At the same time that Villars was fighting in East Asia, Forfait was engaged in another attempt to enlarge the French colonial empire. Having been sent to the Indian Ocean in 1881, Forfait joined several other cruisers to launch the First Madagascar expedition, an effort to conquer the island of Madagascar off the eastern coast of Africa. The operations began with an attack on the port of Tamatave in May 1883, where Forfait bombarded the town and contributed men to a landing party that seized the area. Forfait later helped to defend the city of Mahajanga, where the pro-French Sakalava were fighting government forces. Fighting on the island continued until a peace treaty was signed in December 1885, and the French failed to secure control of the island for the time being.

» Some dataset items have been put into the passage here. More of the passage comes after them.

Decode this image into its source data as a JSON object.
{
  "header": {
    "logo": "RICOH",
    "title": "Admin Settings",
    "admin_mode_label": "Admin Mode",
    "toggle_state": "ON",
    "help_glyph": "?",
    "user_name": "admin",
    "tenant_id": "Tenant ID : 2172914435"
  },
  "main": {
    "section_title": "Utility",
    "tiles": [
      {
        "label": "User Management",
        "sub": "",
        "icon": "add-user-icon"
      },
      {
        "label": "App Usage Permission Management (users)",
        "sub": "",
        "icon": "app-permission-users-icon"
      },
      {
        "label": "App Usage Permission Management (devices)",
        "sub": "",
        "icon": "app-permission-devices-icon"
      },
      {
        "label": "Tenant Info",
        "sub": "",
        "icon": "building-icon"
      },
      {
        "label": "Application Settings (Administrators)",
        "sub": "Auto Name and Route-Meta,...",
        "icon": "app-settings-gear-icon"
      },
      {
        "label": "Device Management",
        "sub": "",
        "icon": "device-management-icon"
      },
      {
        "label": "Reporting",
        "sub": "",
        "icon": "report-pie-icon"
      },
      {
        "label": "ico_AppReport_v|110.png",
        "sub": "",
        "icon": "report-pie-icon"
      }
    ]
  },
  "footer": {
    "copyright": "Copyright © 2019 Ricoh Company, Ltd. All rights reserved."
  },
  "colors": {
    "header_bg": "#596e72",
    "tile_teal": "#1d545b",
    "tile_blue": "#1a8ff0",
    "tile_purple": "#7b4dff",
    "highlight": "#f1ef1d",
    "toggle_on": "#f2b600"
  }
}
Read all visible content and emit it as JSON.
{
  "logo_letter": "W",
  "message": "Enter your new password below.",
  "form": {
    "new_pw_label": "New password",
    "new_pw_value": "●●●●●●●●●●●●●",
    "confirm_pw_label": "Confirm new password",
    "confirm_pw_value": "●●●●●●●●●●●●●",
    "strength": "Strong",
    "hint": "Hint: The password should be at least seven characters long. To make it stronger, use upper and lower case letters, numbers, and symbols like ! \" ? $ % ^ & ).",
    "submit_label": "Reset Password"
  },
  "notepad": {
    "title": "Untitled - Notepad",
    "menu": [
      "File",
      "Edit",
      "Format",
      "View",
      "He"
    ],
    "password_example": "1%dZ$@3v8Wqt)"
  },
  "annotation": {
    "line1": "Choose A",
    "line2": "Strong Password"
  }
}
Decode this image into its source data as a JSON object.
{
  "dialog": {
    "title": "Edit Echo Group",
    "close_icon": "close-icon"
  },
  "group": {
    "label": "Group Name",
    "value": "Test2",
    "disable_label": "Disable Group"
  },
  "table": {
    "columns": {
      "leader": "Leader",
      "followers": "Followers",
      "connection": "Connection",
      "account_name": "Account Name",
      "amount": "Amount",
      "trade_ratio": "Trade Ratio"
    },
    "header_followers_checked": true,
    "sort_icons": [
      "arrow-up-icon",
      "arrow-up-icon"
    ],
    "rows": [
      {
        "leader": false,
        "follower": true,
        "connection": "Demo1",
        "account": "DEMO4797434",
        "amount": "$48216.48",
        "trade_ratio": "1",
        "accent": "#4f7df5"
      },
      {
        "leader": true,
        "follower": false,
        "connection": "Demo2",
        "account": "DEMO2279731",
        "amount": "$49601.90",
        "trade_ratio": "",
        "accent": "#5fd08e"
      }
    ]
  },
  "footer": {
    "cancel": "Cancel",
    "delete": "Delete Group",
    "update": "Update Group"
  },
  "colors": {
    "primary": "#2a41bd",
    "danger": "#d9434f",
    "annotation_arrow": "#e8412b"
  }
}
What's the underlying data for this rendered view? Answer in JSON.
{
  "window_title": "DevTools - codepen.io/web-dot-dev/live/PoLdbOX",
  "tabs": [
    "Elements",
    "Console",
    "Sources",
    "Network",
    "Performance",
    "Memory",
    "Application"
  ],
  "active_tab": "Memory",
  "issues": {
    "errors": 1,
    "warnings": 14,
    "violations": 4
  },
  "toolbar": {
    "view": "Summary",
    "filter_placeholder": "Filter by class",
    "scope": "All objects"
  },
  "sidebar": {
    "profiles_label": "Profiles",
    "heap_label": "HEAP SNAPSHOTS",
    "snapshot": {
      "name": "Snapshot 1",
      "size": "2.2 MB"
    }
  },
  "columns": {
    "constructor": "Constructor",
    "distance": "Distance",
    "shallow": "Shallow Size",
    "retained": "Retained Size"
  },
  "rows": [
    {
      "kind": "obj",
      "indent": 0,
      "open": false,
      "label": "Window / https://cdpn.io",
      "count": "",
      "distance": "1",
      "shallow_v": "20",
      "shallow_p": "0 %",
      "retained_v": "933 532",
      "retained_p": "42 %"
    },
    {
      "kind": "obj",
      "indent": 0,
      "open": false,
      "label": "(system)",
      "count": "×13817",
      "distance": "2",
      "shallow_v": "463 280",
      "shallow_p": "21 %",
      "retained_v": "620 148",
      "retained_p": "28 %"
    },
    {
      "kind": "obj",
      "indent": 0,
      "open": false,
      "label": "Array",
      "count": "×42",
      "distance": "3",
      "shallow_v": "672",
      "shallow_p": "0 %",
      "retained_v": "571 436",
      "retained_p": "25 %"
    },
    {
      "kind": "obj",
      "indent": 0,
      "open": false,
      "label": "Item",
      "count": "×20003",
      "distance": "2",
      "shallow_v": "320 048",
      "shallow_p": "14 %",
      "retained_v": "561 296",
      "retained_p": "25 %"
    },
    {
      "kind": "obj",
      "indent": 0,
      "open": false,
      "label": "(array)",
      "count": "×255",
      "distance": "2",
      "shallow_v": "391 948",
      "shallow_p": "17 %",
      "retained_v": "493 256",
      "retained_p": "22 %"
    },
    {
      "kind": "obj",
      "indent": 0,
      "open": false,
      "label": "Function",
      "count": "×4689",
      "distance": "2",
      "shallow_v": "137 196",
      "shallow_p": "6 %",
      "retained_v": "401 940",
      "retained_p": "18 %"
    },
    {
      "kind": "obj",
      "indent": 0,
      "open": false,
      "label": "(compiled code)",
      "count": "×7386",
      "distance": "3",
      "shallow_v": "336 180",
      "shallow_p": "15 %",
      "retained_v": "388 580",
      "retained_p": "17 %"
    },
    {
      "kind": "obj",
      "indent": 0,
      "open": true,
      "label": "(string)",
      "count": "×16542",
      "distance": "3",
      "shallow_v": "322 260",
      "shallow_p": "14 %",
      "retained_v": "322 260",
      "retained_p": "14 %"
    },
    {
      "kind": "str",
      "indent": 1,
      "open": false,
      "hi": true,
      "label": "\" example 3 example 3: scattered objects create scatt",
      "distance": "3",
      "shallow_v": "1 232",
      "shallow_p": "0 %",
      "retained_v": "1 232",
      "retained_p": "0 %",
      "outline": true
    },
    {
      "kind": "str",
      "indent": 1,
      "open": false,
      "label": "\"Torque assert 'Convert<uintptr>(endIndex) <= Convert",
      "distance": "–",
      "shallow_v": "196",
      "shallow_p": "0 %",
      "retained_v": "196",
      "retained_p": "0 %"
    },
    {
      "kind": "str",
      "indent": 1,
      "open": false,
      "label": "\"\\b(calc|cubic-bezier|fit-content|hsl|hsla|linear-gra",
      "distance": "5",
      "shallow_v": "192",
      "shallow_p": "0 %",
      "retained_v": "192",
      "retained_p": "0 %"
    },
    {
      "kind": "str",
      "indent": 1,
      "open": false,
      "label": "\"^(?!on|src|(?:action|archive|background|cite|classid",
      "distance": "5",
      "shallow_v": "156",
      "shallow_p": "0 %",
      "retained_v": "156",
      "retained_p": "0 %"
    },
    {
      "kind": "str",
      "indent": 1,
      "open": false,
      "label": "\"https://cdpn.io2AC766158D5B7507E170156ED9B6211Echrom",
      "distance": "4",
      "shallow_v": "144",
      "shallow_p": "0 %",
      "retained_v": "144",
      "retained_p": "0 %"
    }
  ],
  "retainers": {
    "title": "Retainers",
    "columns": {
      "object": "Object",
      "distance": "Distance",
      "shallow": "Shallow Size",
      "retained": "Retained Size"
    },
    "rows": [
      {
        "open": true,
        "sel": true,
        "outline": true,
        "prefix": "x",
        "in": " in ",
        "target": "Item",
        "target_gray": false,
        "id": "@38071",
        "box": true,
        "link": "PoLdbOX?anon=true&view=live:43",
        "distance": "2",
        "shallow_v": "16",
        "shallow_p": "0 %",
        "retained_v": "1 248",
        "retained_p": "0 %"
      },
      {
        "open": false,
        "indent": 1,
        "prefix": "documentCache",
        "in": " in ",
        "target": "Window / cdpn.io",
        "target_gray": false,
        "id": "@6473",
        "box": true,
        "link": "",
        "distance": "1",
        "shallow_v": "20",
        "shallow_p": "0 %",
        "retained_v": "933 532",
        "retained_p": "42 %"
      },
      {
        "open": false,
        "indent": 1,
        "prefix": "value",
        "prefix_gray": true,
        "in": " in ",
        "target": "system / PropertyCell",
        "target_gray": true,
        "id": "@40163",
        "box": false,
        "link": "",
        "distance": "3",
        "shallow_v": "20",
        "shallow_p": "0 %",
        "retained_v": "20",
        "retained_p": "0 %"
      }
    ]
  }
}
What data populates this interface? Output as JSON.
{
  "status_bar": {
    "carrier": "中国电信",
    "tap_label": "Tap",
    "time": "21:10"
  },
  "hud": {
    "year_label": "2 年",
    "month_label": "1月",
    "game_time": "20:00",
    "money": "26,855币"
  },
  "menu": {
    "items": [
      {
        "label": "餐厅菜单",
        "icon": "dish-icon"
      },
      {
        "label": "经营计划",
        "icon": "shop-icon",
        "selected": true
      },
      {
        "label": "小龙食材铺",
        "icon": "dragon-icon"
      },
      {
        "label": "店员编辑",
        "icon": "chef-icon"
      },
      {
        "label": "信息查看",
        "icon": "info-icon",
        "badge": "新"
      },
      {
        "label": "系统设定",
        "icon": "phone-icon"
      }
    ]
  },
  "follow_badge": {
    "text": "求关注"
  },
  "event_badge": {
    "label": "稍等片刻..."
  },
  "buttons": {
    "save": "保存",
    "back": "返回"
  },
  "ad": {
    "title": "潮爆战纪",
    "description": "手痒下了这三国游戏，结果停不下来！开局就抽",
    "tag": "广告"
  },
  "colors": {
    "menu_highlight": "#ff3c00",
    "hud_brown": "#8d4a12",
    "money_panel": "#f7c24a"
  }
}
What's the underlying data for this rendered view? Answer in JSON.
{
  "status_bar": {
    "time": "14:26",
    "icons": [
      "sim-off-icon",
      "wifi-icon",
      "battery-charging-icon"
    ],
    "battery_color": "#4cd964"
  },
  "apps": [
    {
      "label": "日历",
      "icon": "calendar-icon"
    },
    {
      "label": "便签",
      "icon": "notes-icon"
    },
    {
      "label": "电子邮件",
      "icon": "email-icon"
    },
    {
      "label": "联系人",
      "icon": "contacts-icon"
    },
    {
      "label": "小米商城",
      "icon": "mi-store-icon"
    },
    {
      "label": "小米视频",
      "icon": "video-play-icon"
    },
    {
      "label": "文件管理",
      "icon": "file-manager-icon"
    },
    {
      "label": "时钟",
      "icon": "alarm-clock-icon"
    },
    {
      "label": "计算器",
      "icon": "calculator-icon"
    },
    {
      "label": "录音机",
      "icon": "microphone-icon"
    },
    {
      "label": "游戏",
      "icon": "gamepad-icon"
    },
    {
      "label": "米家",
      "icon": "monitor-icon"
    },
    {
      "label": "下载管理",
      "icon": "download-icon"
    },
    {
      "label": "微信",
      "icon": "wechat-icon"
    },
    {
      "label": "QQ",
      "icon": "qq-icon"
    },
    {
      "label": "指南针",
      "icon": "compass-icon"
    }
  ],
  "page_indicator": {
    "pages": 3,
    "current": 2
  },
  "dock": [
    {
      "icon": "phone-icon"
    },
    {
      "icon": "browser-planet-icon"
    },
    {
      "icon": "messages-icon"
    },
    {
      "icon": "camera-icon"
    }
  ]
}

The rest of the ships' careers passed relatively uneventfully. Magon was sent to the Pacific Ocean after arriving in Chinese waters, while Roland remained in the area. Villars and Forfait returned to France in 1887 and 1886, respectively, and they took part in training exercises with the French fleet in the early 1890s. Forfait made a deployment to what had by then become French Indochina from 1892 to 1896. Roland and Magon served in the North Atlantic Squadron in turns through the mid-1890s. By the late-1890s, all four ships were removed from active service. Villars and Magon were sold for scrap in 1896 and Forfait was converted into a storage hulk the following year. The last to leave active service, Roland was sold to ship breakers in 1898, though Forfait remained in the navy's inventory as a storage hulk until 1920, when she was finally sold for scrap.